David Cameron has indicated that he could be willing to consider a relaxation of the hunting ban imposed by the previous Labour Government, reports The Telegraph.

The Hunting Act 2004 was a central policy of the last Labour Government, which attempted to end hundreds of years of hunting tradition in the British countryside.

Opponents of the Act claimed that the Government was out of touch with the countryside and the rural way of life, but supporters of a ban pointed to the often horrific suffering of animals as a strong reason to introduce a law banning hunting.

The Hunting Act 2004 specifically bans the hunting of wild mammals with dogs in England and Wales, and is aimed at the hunting of foxes, deer, hares and mink.

The Act has been reasonably effective at reducing the number of hunts and some prosecutions have been made; however, hunting has continued in some areas.

Now the Prime Minister has indicated that the law banning hunting could be relaxed, with the support of a cross-party alliance of MPs, to permit practices aimed at pest control.

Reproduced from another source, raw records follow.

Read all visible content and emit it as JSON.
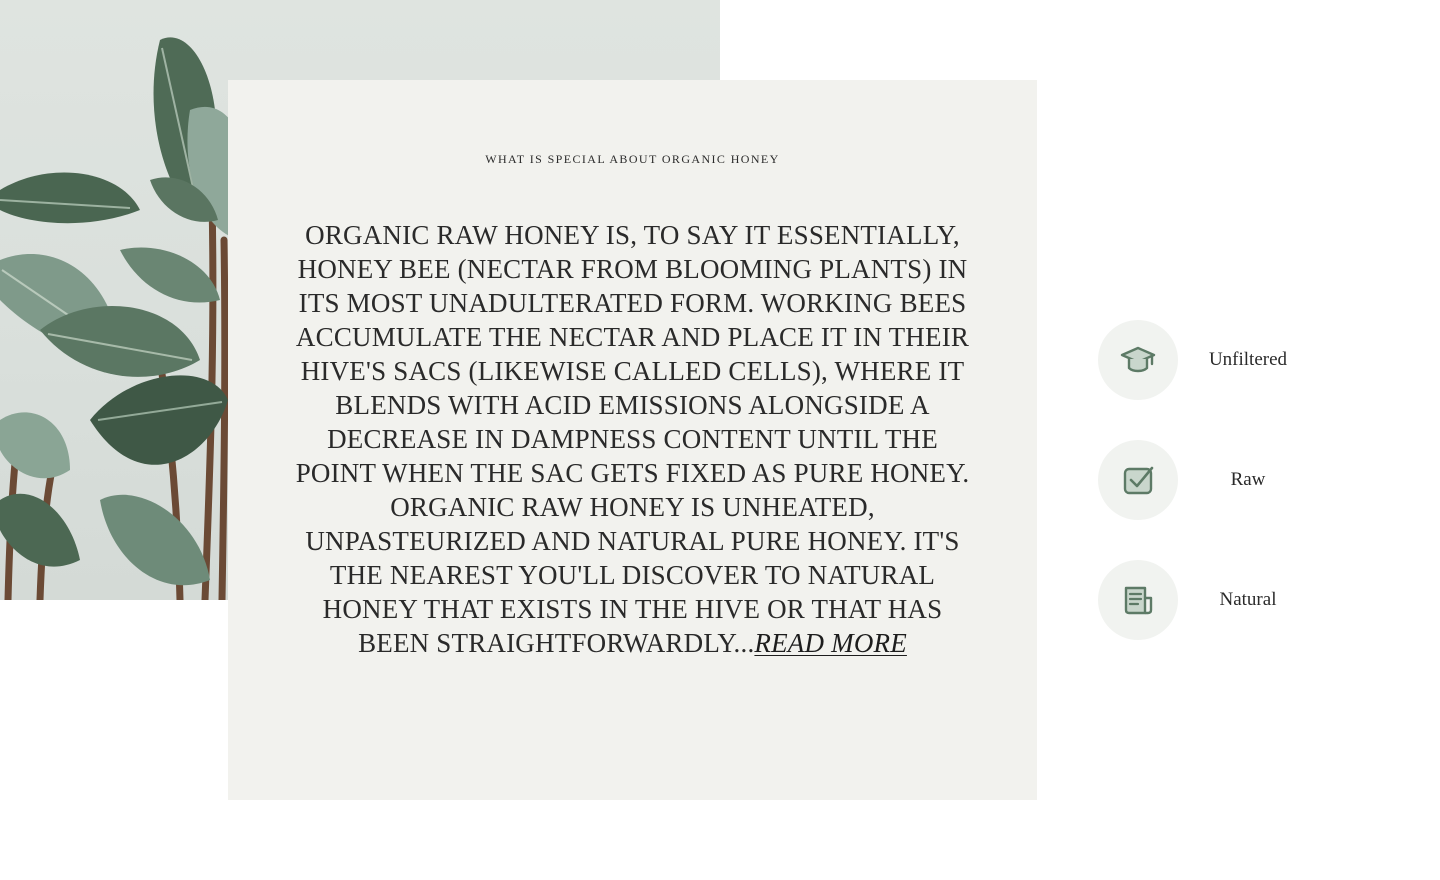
{
  "section": {
    "eyebrow": "WHAT IS SPECIAL ABOUT ORGANIC HONEY",
    "body": "Organic raw honey is, to say it essentially, honey bee (nectar from blooming plants) in its most unadulterated form. Working bees accumulate the nectar and place it in their hive's sacs (likewise called cells), where it blends with acid emissions alongside a decrease in dampness content until the point when the sac gets fixed as pure honey. Organic raw honey is unheated, unpasteurized and natural pure honey. It's the nearest you'll discover to natural honey that exists in the hive or that has been straightforwardly...",
    "read_more": "Read more"
  },
  "features": [
    {
      "label": "Unfiltered",
      "icon": "graduation-cap-icon"
    },
    {
      "label": "Raw",
      "icon": "checkbox-icon"
    },
    {
      "label": "Natural",
      "icon": "newspaper-icon"
    }
  ],
  "colors": {
    "card_background": "#f2f2ee",
    "icon_circle": "#f1f3f0",
    "icon_stroke": "#5d7a66",
    "icon_fill": "#c9d6cc"
  }
}
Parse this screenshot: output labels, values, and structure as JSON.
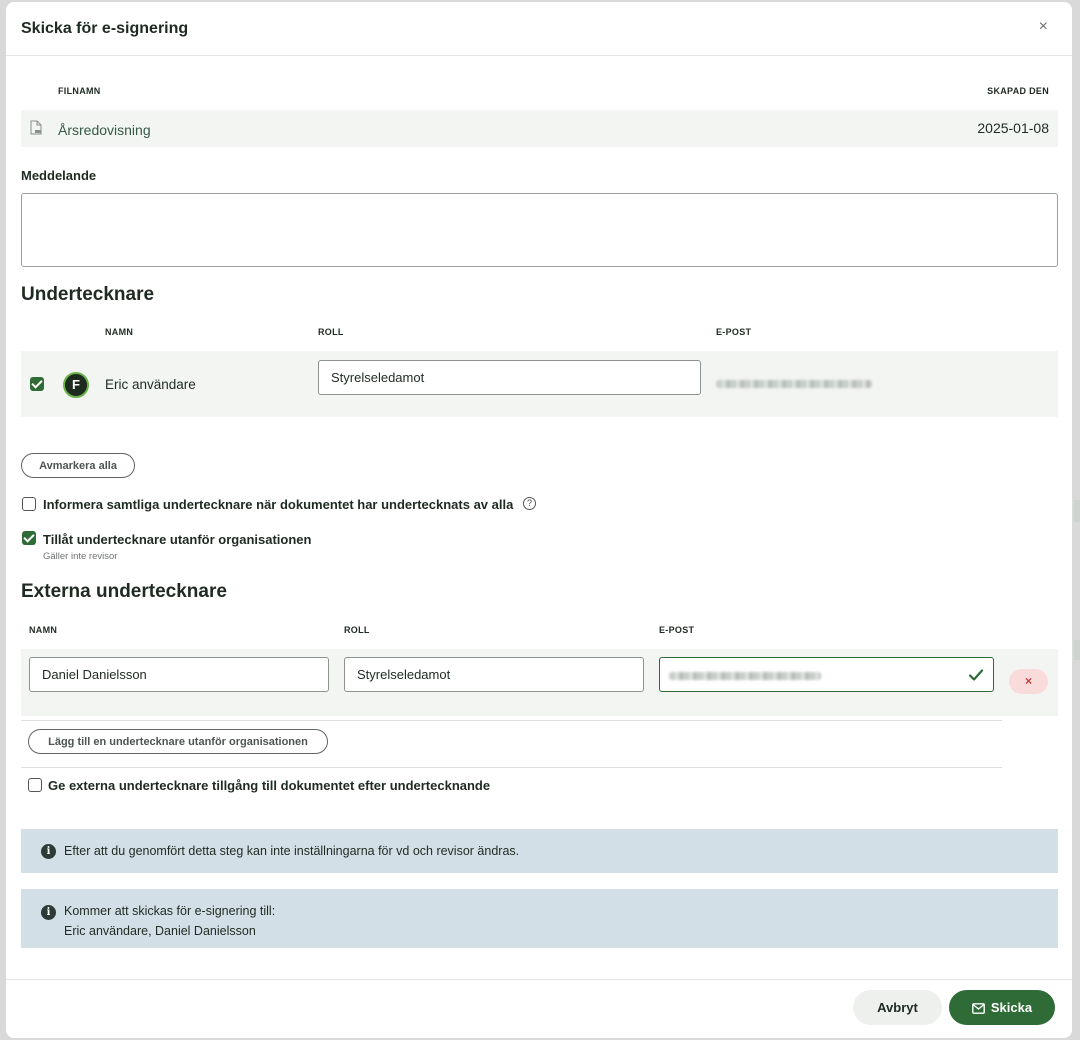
{
  "dialog": {
    "title": "Skicka för e-signering",
    "close_icon": "close-icon",
    "close_glyph": "×"
  },
  "file_table": {
    "col_filename": "FILNAMN",
    "col_created": "SKAPAD DEN",
    "file": {
      "icon": "pdf-file-icon",
      "name": "Årsredovisning",
      "created": "2025-01-08"
    }
  },
  "message": {
    "label": "Meddelande",
    "value": ""
  },
  "signers": {
    "heading": "Undertecknare",
    "col_name": "NAMN",
    "col_role": "ROLL",
    "col_email": "E-POST",
    "rows": [
      {
        "checked": true,
        "avatar_letter": "F",
        "name": "Eric användare",
        "role": "Styrelseledamot",
        "email_blurred": true
      }
    ],
    "deselect_all": "Avmarkera alla"
  },
  "options": {
    "inform_all": {
      "checked": false,
      "label": "Informera samtliga undertecknare när dokumentet har undertecknats av alla",
      "help_glyph": "?"
    },
    "allow_external": {
      "checked": true,
      "label": "Tillåt undertecknare utanför organisationen",
      "hint": "Gäller inte revisor"
    }
  },
  "external": {
    "heading": "Externa undertecknare",
    "col_name": "NAMN",
    "col_role": "ROLL",
    "col_email": "E-POST",
    "rows": [
      {
        "name": "Daniel Danielsson",
        "role": "Styrelseledamot",
        "email_blurred": true,
        "email_valid": true
      }
    ],
    "remove_glyph": "×",
    "add_button": "Lägg till en undertecknare utanför organisationen",
    "give_access": {
      "checked": false,
      "label": "Ge externa undertecknare tillgång till dokumentet efter undertecknande"
    }
  },
  "info_boxes": [
    {
      "icon": "info-icon",
      "glyph": "i",
      "lines": [
        "Efter att du genomfört detta steg kan inte inställningarna för vd och revisor ändras."
      ]
    },
    {
      "icon": "info-icon",
      "glyph": "i",
      "lines": [
        "Kommer att skickas för e-signering till:",
        "Eric användare, Daniel Danielsson"
      ]
    }
  ],
  "footer": {
    "cancel": "Avbryt",
    "send": "Skicka",
    "send_icon": "envelope-icon"
  },
  "colors": {
    "primary": "#2e6b36",
    "info_bg": "#d3dfe6",
    "row_bg": "#f3f5f3",
    "danger_bg": "#fadbdb"
  }
}
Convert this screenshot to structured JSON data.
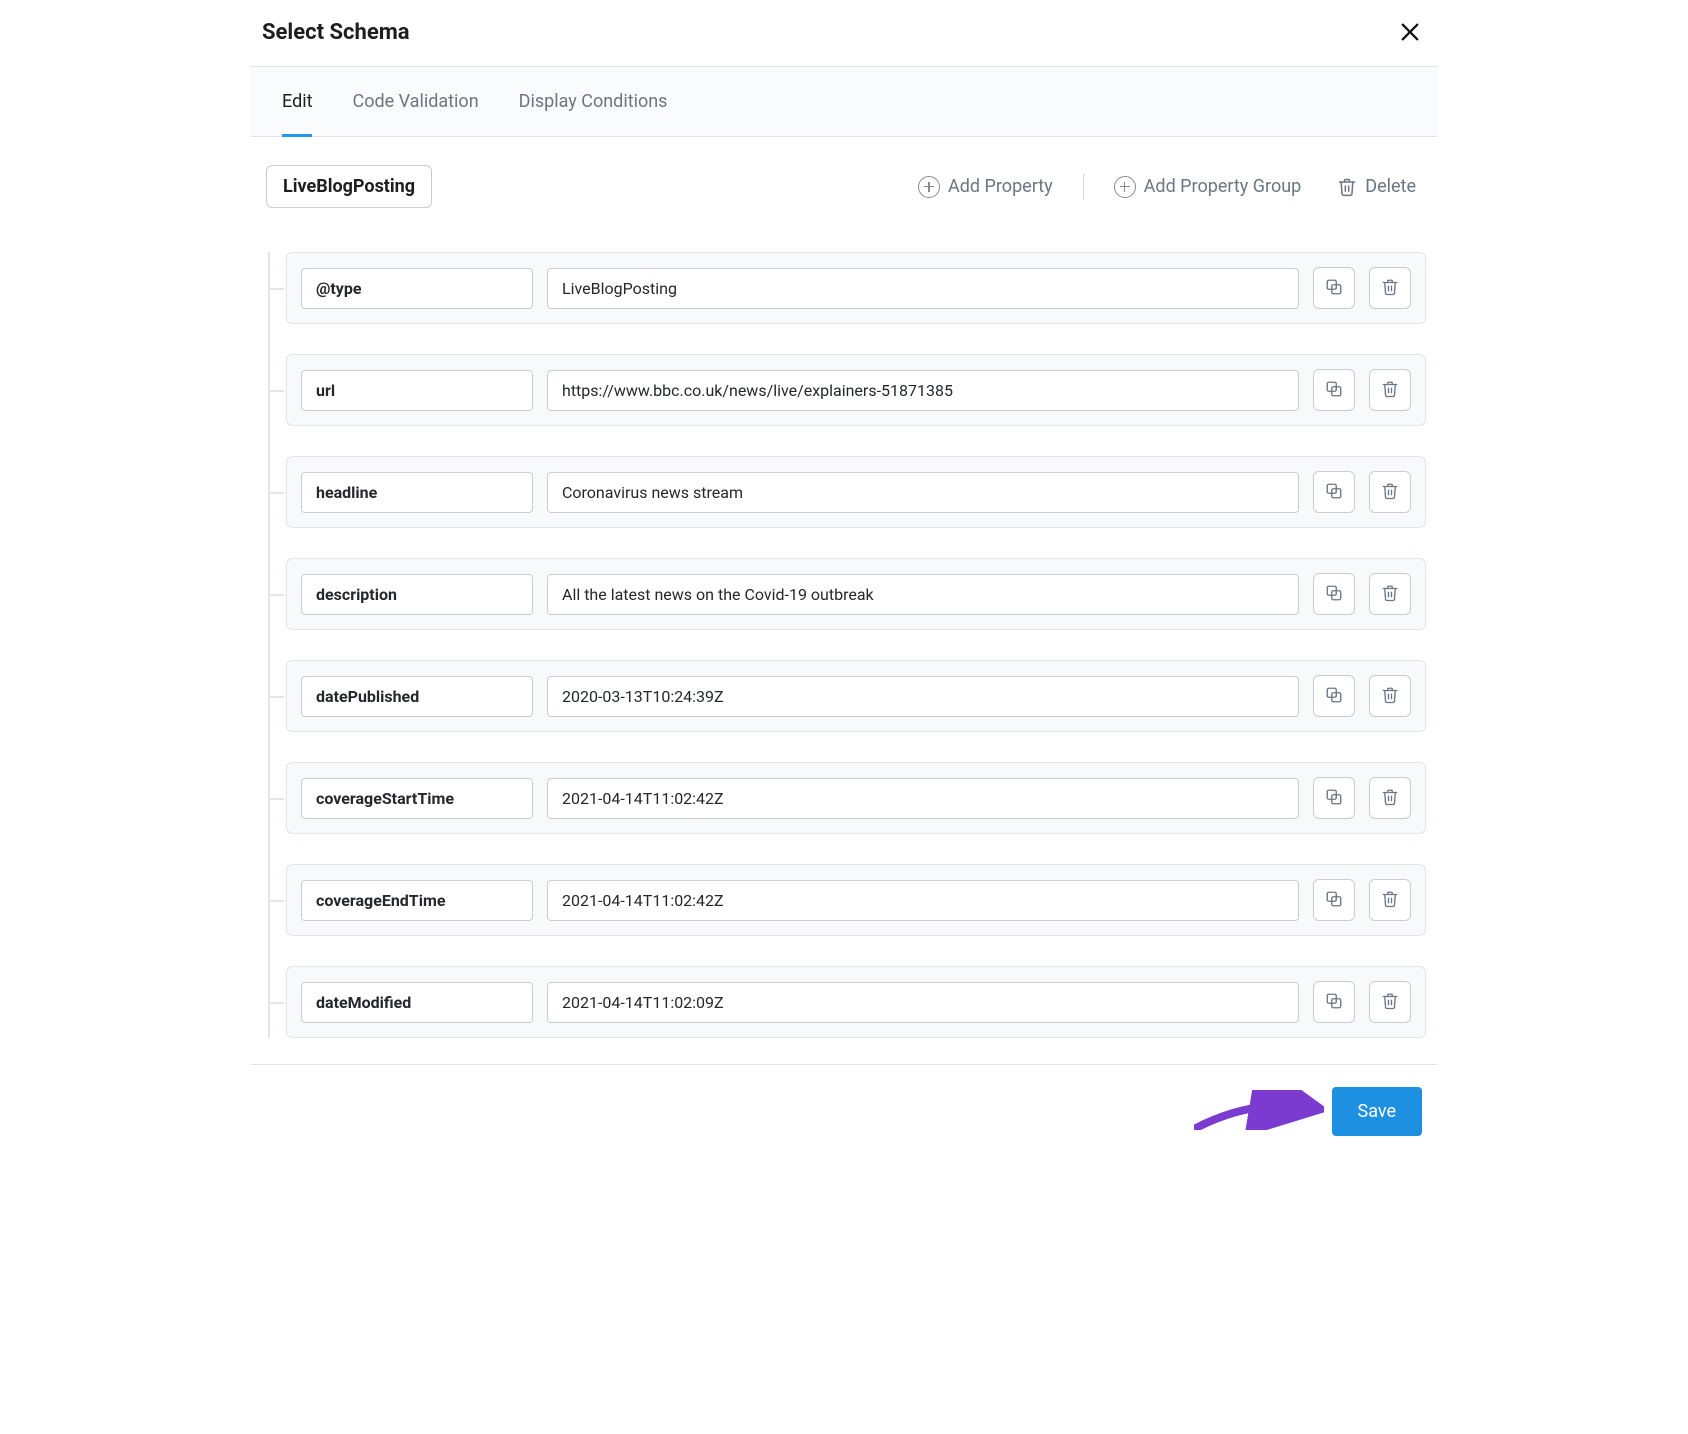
{
  "header": {
    "title": "Select Schema"
  },
  "tabs": {
    "edit": "Edit",
    "code_validation": "Code Validation",
    "display_conditions": "Display Conditions",
    "active_index": 0
  },
  "toolbar": {
    "schema_tag": "LiveBlogPosting",
    "add_property_label": "Add Property",
    "add_property_group_label": "Add Property Group",
    "delete_label": "Delete"
  },
  "rows": [
    {
      "key": "@type",
      "value": "LiveBlogPosting"
    },
    {
      "key": "url",
      "value": "https://www.bbc.co.uk/news/live/explainers-51871385"
    },
    {
      "key": "headline",
      "value": "Coronavirus news stream"
    },
    {
      "key": "description",
      "value": "All the latest news on the Covid-19 outbreak"
    },
    {
      "key": "datePublished",
      "value": "2020-03-13T10:24:39Z"
    },
    {
      "key": "coverageStartTime",
      "value": "2021-04-14T11:02:42Z"
    },
    {
      "key": "coverageEndTime",
      "value": "2021-04-14T11:02:42Z"
    },
    {
      "key": "dateModified",
      "value": "2021-04-14T11:02:09Z"
    }
  ],
  "footer": {
    "save_label": "Save"
  },
  "colors": {
    "accent": "#2196f3",
    "save": "#1e90e2",
    "arrow": "#7b3bd0"
  }
}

The proposal is to permit the use of more than two dogs to flush out a fox from its hide in order for it to be shot, something that is currently banned under the Hunting Act.

"There is a very specific issue here around pest control and the impact it has on hill farmers," a Downing Street spokesman told The Telegraph.

"The Prime Minister has some sympathy with these concerns. Given the cross-party nature of concerns this is something which the House [of Commons] may wish to consider."

The Coalition Government is committed to offering MPs a free vote on whether to repeal the Hunting Act in its entirety, but this will only take place when parliamentary time allows and there is no commitment for that vote to take place within this Parliament, which runs until May 2015.

The Government has particularly cited the plight of hill farmers to support the proposed law change, as they suffered significant losses due to late snow earlier in the year and their livelihoods are now under threat from foxes.